The January 2021 trading frenzy surrounding GameStop and other meme stocks was driven by the collective mob mentality of people on a social media channel – not by Wall Street-aligned firms or a substantive news event. People with online monikers like “Roaring Kitty” and “BowlerGuy92” tried to take on Wall Street, and, in the end, showed the collective power that distributed investing can have on the securities market.
Since the initial epic rally, the GameStop saga has become more than a David-and-Goliath story or an opportunity for congressional sound bites. The event has left open substantive questions about market volatility, the implications of distributed investing, and most importantly, the potential for a disruptive firm to prevent or at least alter the outcome of the next GameStop-like event.
As part of a postmortem to the GameStop controversies, an initial regulatory review found that core market infrastructure acted in a resilient fashion and managed the volatility and trading volume properly. While the regulators’ assessment that things worked well is correct, their initial statements leave out, perhaps purposely, fundamental flaws in business models and firm liquidity and settlement procedures that are antiquated relative to technological capability.
Among these critical issues, a fierce debate has emerged over the use of pay-for-flow arrangements. The term refers the compensation that a broker receives, not from clients, but from third parties that want to influence how the broker routes its clients’ orders for execution. In recent years, fintech brokerage firms have been paving a new road for people to trade securities, one that is commission-free but by no means completely “free” to the customer. Pay-for-flow, as retail investors have recently come to discover, is one of the methods that allow commission-free trading houses to pay their bills – and the reason these investors don’t see a charge to their accounts for commissions. The controversial practice raises potential conflict of interest issues and concerns over brokers providing sub-par execution for customers. In a recent hearing on GameStop, it was disclosed that about 40% of retail volume in pay-for-flow arrangements is managed by a single third party. This and other revelations have thrown into question the paradigm of a single entity providing better transaction speed and price when compared to fair and open market concepts.
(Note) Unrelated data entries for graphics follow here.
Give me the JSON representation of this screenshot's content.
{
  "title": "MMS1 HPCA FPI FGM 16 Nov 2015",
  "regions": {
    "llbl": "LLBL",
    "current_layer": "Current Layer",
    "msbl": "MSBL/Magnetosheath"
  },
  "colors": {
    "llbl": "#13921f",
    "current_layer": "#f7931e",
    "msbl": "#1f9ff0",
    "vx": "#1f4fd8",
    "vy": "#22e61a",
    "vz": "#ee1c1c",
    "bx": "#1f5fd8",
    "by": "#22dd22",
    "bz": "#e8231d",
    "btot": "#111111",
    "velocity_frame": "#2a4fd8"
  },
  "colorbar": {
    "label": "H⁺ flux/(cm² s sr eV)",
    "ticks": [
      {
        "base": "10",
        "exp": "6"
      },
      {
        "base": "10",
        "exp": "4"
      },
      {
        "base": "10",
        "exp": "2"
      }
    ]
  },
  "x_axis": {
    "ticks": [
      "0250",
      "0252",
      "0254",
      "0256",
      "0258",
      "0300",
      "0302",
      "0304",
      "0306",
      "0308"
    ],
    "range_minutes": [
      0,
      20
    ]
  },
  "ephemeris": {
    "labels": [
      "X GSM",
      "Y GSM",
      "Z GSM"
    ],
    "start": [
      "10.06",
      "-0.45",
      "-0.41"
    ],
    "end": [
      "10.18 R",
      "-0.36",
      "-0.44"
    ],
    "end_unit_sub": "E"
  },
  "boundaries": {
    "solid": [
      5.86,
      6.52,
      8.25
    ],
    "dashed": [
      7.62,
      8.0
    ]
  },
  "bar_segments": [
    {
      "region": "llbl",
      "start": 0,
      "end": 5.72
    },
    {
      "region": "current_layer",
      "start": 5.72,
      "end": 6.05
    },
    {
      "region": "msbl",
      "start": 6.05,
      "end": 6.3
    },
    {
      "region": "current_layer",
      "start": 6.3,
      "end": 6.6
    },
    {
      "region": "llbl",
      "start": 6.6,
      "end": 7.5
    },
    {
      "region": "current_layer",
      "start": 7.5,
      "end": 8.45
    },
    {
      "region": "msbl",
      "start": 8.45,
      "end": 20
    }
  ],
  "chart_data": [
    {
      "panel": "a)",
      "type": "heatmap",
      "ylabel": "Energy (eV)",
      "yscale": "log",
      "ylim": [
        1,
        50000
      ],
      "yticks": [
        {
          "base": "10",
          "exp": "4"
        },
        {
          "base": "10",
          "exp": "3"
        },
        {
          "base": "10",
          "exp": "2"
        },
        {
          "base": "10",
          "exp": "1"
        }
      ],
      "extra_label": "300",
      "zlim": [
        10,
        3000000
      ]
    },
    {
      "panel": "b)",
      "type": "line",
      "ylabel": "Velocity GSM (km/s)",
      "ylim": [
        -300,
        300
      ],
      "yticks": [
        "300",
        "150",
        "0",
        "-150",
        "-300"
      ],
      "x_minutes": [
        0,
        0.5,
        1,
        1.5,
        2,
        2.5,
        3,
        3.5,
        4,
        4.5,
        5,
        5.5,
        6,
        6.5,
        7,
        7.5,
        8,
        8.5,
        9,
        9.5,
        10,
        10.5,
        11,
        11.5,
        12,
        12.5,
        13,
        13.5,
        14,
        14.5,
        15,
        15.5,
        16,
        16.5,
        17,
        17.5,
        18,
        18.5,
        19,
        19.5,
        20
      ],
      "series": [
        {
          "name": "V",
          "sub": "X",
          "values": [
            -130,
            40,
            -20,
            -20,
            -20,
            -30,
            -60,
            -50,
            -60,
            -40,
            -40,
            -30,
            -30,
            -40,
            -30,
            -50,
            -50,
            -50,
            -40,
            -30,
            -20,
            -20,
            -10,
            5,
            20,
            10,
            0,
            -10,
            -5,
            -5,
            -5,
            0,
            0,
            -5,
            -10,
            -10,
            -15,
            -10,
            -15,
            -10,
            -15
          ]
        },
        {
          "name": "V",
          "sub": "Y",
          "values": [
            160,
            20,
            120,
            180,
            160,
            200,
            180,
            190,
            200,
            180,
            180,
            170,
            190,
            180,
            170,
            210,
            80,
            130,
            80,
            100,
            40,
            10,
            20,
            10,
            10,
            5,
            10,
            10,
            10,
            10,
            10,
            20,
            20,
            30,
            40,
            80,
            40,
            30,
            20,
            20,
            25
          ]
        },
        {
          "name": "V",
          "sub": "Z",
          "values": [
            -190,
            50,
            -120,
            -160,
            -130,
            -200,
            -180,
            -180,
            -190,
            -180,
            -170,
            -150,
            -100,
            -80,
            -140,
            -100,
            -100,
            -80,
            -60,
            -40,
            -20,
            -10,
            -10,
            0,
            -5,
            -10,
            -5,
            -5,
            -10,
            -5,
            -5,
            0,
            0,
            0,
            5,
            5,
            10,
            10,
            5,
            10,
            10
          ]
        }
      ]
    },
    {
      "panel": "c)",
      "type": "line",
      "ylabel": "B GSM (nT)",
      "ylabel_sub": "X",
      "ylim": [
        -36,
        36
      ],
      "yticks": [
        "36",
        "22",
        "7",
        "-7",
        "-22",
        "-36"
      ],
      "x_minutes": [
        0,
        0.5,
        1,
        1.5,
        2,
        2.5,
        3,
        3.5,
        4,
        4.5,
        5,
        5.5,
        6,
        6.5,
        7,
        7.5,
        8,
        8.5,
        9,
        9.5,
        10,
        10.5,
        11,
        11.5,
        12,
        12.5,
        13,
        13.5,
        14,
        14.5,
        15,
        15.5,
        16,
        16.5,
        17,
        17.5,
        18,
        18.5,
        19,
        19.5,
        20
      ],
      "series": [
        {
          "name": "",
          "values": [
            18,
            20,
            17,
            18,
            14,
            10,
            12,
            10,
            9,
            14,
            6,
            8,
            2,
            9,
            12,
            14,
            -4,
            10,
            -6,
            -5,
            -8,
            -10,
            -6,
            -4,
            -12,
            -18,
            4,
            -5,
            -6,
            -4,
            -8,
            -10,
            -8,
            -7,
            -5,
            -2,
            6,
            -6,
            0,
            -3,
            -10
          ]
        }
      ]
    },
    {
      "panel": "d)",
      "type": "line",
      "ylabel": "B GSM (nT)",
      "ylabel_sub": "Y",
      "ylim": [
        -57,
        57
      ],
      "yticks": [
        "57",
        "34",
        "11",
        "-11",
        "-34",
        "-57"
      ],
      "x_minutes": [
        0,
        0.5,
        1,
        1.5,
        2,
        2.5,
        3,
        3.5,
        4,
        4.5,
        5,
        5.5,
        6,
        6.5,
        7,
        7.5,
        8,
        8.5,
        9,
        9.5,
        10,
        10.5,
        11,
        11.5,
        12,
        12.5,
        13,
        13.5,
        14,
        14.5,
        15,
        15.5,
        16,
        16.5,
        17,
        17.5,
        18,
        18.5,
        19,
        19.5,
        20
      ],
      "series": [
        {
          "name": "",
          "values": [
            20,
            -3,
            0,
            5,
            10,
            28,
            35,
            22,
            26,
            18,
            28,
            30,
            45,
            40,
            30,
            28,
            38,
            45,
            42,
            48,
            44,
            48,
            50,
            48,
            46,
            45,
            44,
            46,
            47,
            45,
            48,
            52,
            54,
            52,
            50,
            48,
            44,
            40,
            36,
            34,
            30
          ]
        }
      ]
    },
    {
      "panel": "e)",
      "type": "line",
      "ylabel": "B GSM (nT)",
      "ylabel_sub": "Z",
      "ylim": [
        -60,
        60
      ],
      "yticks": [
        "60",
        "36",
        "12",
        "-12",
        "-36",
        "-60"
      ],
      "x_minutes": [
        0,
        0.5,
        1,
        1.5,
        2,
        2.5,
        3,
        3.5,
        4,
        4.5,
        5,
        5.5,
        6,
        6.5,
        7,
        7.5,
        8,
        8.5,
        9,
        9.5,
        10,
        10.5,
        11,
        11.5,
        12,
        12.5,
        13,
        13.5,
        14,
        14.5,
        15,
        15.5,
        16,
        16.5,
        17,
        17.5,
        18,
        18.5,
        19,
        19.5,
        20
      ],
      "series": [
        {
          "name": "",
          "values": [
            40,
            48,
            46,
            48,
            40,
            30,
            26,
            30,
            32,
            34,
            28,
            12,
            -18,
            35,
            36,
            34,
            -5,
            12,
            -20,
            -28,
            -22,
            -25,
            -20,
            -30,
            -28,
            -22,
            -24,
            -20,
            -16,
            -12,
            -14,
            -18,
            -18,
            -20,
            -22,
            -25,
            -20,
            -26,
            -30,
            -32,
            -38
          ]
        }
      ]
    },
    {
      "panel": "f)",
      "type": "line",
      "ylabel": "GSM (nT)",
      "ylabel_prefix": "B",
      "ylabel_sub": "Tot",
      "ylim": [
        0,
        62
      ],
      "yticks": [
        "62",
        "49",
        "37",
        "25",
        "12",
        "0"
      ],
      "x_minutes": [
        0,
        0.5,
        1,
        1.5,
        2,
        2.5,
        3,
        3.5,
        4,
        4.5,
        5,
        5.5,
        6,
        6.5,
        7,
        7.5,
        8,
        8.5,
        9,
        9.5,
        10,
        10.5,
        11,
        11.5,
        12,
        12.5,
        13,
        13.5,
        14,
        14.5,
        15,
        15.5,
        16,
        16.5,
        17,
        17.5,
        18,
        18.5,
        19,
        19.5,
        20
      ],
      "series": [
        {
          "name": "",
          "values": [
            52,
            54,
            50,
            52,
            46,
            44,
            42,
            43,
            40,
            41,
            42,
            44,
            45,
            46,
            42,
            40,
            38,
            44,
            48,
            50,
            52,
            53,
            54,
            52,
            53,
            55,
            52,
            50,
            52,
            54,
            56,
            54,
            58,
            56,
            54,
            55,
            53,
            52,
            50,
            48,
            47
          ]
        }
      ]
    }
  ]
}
Firm liquidity and settlement procedures are other inextricably linked concerns that have drawn significant attention. Trades in GameStop required increased margin, and some brokerage firms may have limited the trading of the stock through their systems to save on capital requirements. In one case, a brokerage firm’s discussion of its margin requirements tangentially exposed its relationship with investment firms reportedly caught in a “short squeeze” on GameStop stock. While the exposure fueled the anger and suspicions of anti-Wall Street retail investors on social media, the brokerage firm insisted that its decision to restrict trades was largely based on a margin call, one with an order of magnitude that was appreciably higher than forecasted, and one that would have been greatly diminished if trades could have been settled in real time.
In the early days of equity trading, the time it took to settle a trade was driven by the time it took to move a physical security or cash between institutions. The standard period for settlements in those early days was around two weeks. By the 1980s, markets had moved to a T+7 (trade date plus 7 days) settlement timeframe. Today, the financial industry operates on a T+2 settlement timeframe. The concept of real-time settlement has been elusive, with T+1 being the present goal of the industry.
According to some estimates, a settlement time of T+1 (a one-day settlement period) would drive margin requirements lower by roughly 41% from present settlement timeframes, saving over $5 billion in margin held by the Depository Trust & Clearing Corporation (DTCC) on a daily basis. Despite the hype around things like blockchain technology and other real-time enablement methods, the ability to settle trades in real time is hard and requires alignment with many moving parts. Frankly, it would also take a significant amount of capital out the market.
Clearly, the trade settlement timeframe issue exposed by the GameStop events reveals a huge fintech opportunity: the need for a disruptor to reduce inefficiencies and enable near real-time settlement. This may sound farfetched to some but shouldn’t be. Remember the GameStop events revolved around a disruptive social networking site, an equity trading platform that claimed to have better pricing capability than standard exchanges, and a retail broker that pioneered zero fee-based commissions. Few thought these events were possible – until now. In these remarkable times, the emergence of a disruptor that can develop an industry-based, real-time clearing and settlement process and help to streamline market liquidity and firm capital requirements might just be the cure investors and firms need.
Until then, firms should consider the following practical steps:
- Ensure they understand the potential for new market volatility drivers and the associated capital requirements of extreme but plausible events.
- Confirm that customer disclosures provide clear and explicit information on fees and the actions a firm may take.